I am running Keycloak 8.0.1 in HA (2 replicas) on AWS ECS Fargate.
There are something like 20 realms, each of that with at least 100 users and 100 groups (coming from an external LDAP (OpenLdap)).
One of that realm is huge and has ~2000 users and ~7000 groups.
All things goes fine, but we notice a liner CPU and Memory increment over the time, till it reach the limits: CPU ~ 98% and Memory ~ 71% for both 2 running instances.
I am really worried about this behavior.
In attachment the CPU graph (Not the memory one cause I can only attach one image).
Do you have any advice?
Since it is running on Fargate I cannot have any chance to make TD or even HD.
However, I could make it run on ECS (EC2 Instance) if it can help to understand.
my team is running a Keycloak 7.0.0 Standalone HA (2 nodes) on EC2 instance and we had a similar experience. We managed to delay the growth by days instead of hours as in your case.
Can you check/answer the following?:
- How often do your User Federations (LDAP connections) sync?
- Do you use full and changed users syncs?
- Do you have an LDAP errors in your logs?
- Are you sure that all users and groups from LDAP are synced?
- Are your nodes (Keycloak) in Sync?
- Do you have a single LDAP instance or a cluster?
What we discovered:
LDAP Cluster: If LDAP nodes are out of sync the Keycloak members won’t stop updating/syncing the users and fill the heap.
Low sync periods: The higher the period for syncing, the lower the usage. I’d guess from our CPU utillization that your User Federations sync every hour.
- Don’t use “Periodic Changed Users” setting if you use LDAP as source of truth (no other tools like AD, ADFS, … are enabled). There is no need for syncing if you don’t do management in your LDAP system
Wrong User Federation configuration: If you have any errors in the LDAP configuration it may leak open TCP connections filling slowly up your memory
Do you have access to VisualVM, JProfiler, YourKit Java Profiler, NetBeans Profiler, Stackify or New Relic?
Ref: Hunting Java Memory Leaks
Thank you for your feedback.
We runs LDAP in master/slave mode. The first url is the master one. Viewing the keycloak user sync log users are not updated when no need it.
We use LDAP as source of truth for the authentication, but we also use LDAP for get user groups in this case the source of truth is Keycloak.
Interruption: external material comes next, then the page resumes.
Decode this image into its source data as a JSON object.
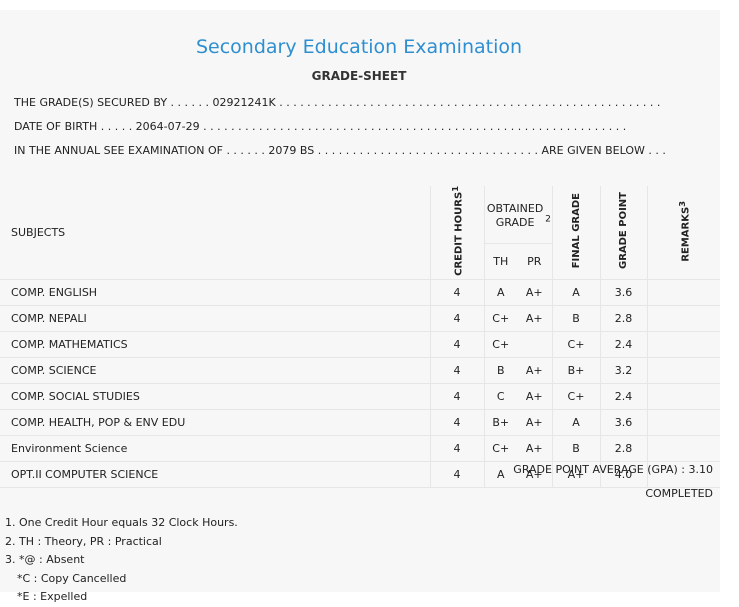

Since user group change in the LDAP we need to keep them in sync often.
I do not notice any error in the Keycloak logs.
I done some configuration changes in the LDAP federation:
- Set an higher period of sync.
- Remove the flag “Preserve Group Inheritance” from the groups-mapper (this reduce by ~30% the time of sync)
- Remove a second groups-to-role-mapper (no more needed by our application)
After that changes I restarts both keycloak instances and the following is the CPUUtilization graph:
I have also conduct a heap analysis.
Those was some evidence:
I can deduct there is some leak in the Keycloak instances sync. So I checked the configuration (default, no customization) and nothing ring me a bell.
I am really convinced that there is some leak somewhere.
I was running Keycloak 4.8.3 in production. The CPU utilization was always under the 1% and the RAM under the 30% (of 2GB).
Since in production we do NOT have big realm, I upgraded Keycloak to the 8.0.1 version without changing any configuration.
Now the CPU utilization is growing day by day as well as the RAM (now at 35%).
So I can confirm that the version 4.8.3 do not have such problem.
I you want the Keycloak team to look into your findings then you will need to open an issue.
@lmolinaro, have you raised an issue? If so, could you please provide the issue number on this thread?
I’m facing the same problem currently, I found several issues in Keycloak Jira that seem to be related to this. I’ll add them here for follow-up:
Upgrading to Keycloak 10 seems to fix this issue. The cpu level is not rising anymore after the update.